Yochai Schonmann, Hanny Yeshua, Shira Zelber-Sagi, Galit Weinstein

Keywords: Liver fibrosis; fatty liver, FIB-4, dementia, population-based

Background:

Fatty liver is the most prevalent liver disease worldwide, with various levels of liver fibrosis found in 9% of patients. The FIB-4 index, combining age, platelet count, AST and ALT levels, has emerged as a non-invasive alternative to liver biopsy for fibrosis assessment. Recent evidence suggests a link between liver fibrosis and dementia.

Research questions:

To investigate whether liver fibrosis predicts future incident dementia

Method:

A population-based historical cohort study using routinely collected data, following all Clalit members aged 40-70 years from 2006 to 2022. We fitted Cox regression models to assess the association between liver fibrosis and subsequent incident dementia. We report crude results, as well as adjusted for age, sociodemographic characteristics (sex, ethnicity, socioeconomic status, peripherality), and baseline chronic morbidity (smoking, obesity, hyperlipidemia, IHD. Hypertension, prior CVA, carotid artery stenosis, CHF, diabetes mellitus, depression, anxiety, Parkinson's disease).

Results:

The anlysis included all 826,578 Clalit members with available data to calculate FIB-4 scores at baseline.
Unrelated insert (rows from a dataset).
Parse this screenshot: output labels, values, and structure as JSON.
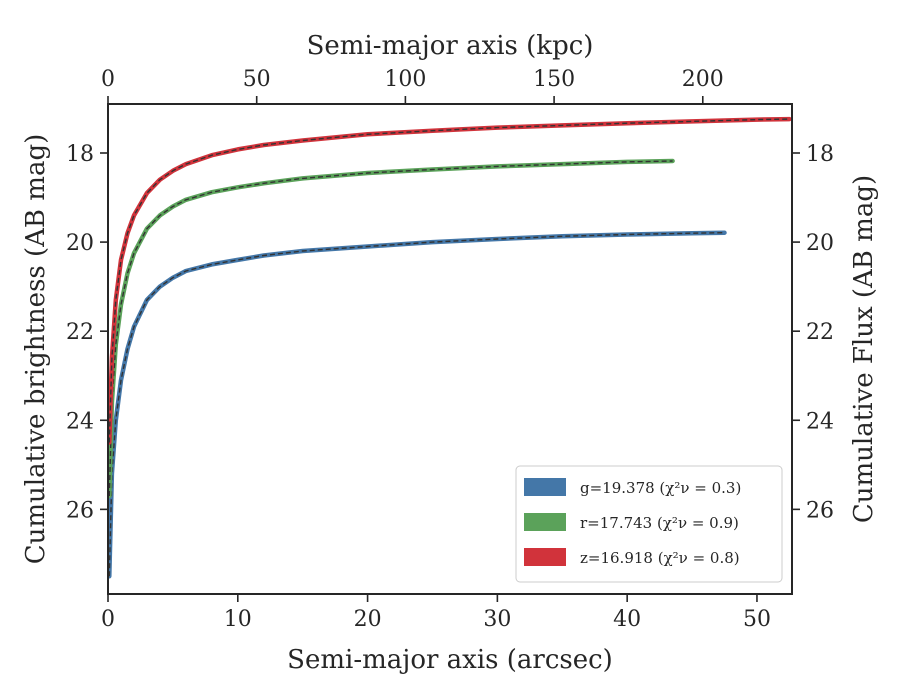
{
  "chart_data": {
    "type": "line",
    "title": "",
    "xlabel": "Semi-major axis (arcsec)",
    "ylabel": "Cumulative brightness (AB mag)",
    "x2label": "Semi-major axis (kpc)",
    "y2label": "Cumulative Flux (AB mag)",
    "xlim": [
      0,
      52.7
    ],
    "ylim": [
      27.9,
      16.9
    ],
    "x2lim": [
      0,
      230
    ],
    "xticks": [
      0,
      10,
      20,
      30,
      40,
      50
    ],
    "yticks": [
      18,
      20,
      22,
      24,
      26
    ],
    "x2ticks": [
      0,
      50,
      100,
      150,
      200
    ],
    "y_inverted": true,
    "grid": false,
    "legend_position": "bottom-right",
    "series": [
      {
        "name": "g=19.378",
        "chi_label": "(χ²ν = 0.3)",
        "color": "#4477a8",
        "x": [
          0.1,
          0.3,
          0.6,
          1,
          1.5,
          2,
          3,
          4,
          5,
          6,
          8,
          10,
          12,
          15,
          20,
          25,
          30,
          35,
          40,
          45,
          47.5
        ],
        "y": [
          27.5,
          25.2,
          24.0,
          23.1,
          22.4,
          21.9,
          21.3,
          21.0,
          20.8,
          20.65,
          20.5,
          20.4,
          20.3,
          20.2,
          20.1,
          20.0,
          19.93,
          19.87,
          19.83,
          19.8,
          19.79
        ]
      },
      {
        "name": "r=17.743",
        "chi_label": "(χ²ν = 0.9)",
        "color": "#5ba25a",
        "x": [
          0.1,
          0.3,
          0.6,
          1,
          1.5,
          2,
          3,
          4,
          5,
          6,
          8,
          10,
          12,
          15,
          20,
          25,
          30,
          35,
          40,
          43.5
        ],
        "y": [
          25.7,
          23.6,
          22.3,
          21.4,
          20.7,
          20.25,
          19.7,
          19.4,
          19.2,
          19.05,
          18.88,
          18.77,
          18.68,
          18.57,
          18.45,
          18.37,
          18.3,
          18.25,
          18.2,
          18.18
        ]
      },
      {
        "name": "z=16.918",
        "chi_label": "(χ²ν = 0.8)",
        "color": "#d1333b",
        "x": [
          0.1,
          0.3,
          0.6,
          1,
          1.5,
          2,
          3,
          4,
          5,
          6,
          8,
          10,
          12,
          15,
          20,
          25,
          30,
          35,
          40,
          45,
          50,
          52.5
        ],
        "y": [
          24.5,
          22.6,
          21.3,
          20.4,
          19.8,
          19.4,
          18.9,
          18.6,
          18.4,
          18.25,
          18.05,
          17.92,
          17.82,
          17.72,
          17.58,
          17.5,
          17.43,
          17.38,
          17.33,
          17.29,
          17.25,
          17.24
        ]
      }
    ]
  }
}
The mean age was 53.0 years (±SD=7.8) and 59% were female. 9,497 (1.1%) participants were deemed as having fibrosis at baseline (FIB-4≥2.76), 180,114 (21.8%) were inconclusive (FIB-4=1.3-2.66) and 636,967 (78%) had no evidence of liver fibrosis (FIB-4<1.3). Over a mean follow-up of 15.4 years, there were 24,209 new dementia diagnoses. In fully adjusted models, inconclusive-range FIB-4 was associated with an increased incidence of dementia (HR=1.09, 95%CI 1.07-1.11 P<0.0001), while fibrosis-range FIB-4 score was associated with a greater risk (HR 1.18, 95%CI 1.10-1.27 P<0.0001); P for linearity <0.0001. The association was stronger among those with fibrosis aged 40-54 (HR=2.17, 95%CI 1.63-2.91, P<0001). The association remained robust through a range of subgroup and sensitivity analyses, including limiting the analysis to only the 15,205 participants with a formal NAFLD diagnosis at baseline.

Conclusions:

Liver fibrosis, as assessed non-invasively by the FIB-4 index, predicted future incident dementia, with evidence for a dose-response relationship.

Points for discussion:

What is the role of non-invasive techniques in assessing liver fibrosis?

Can dementia be prevented by treating fatty liver?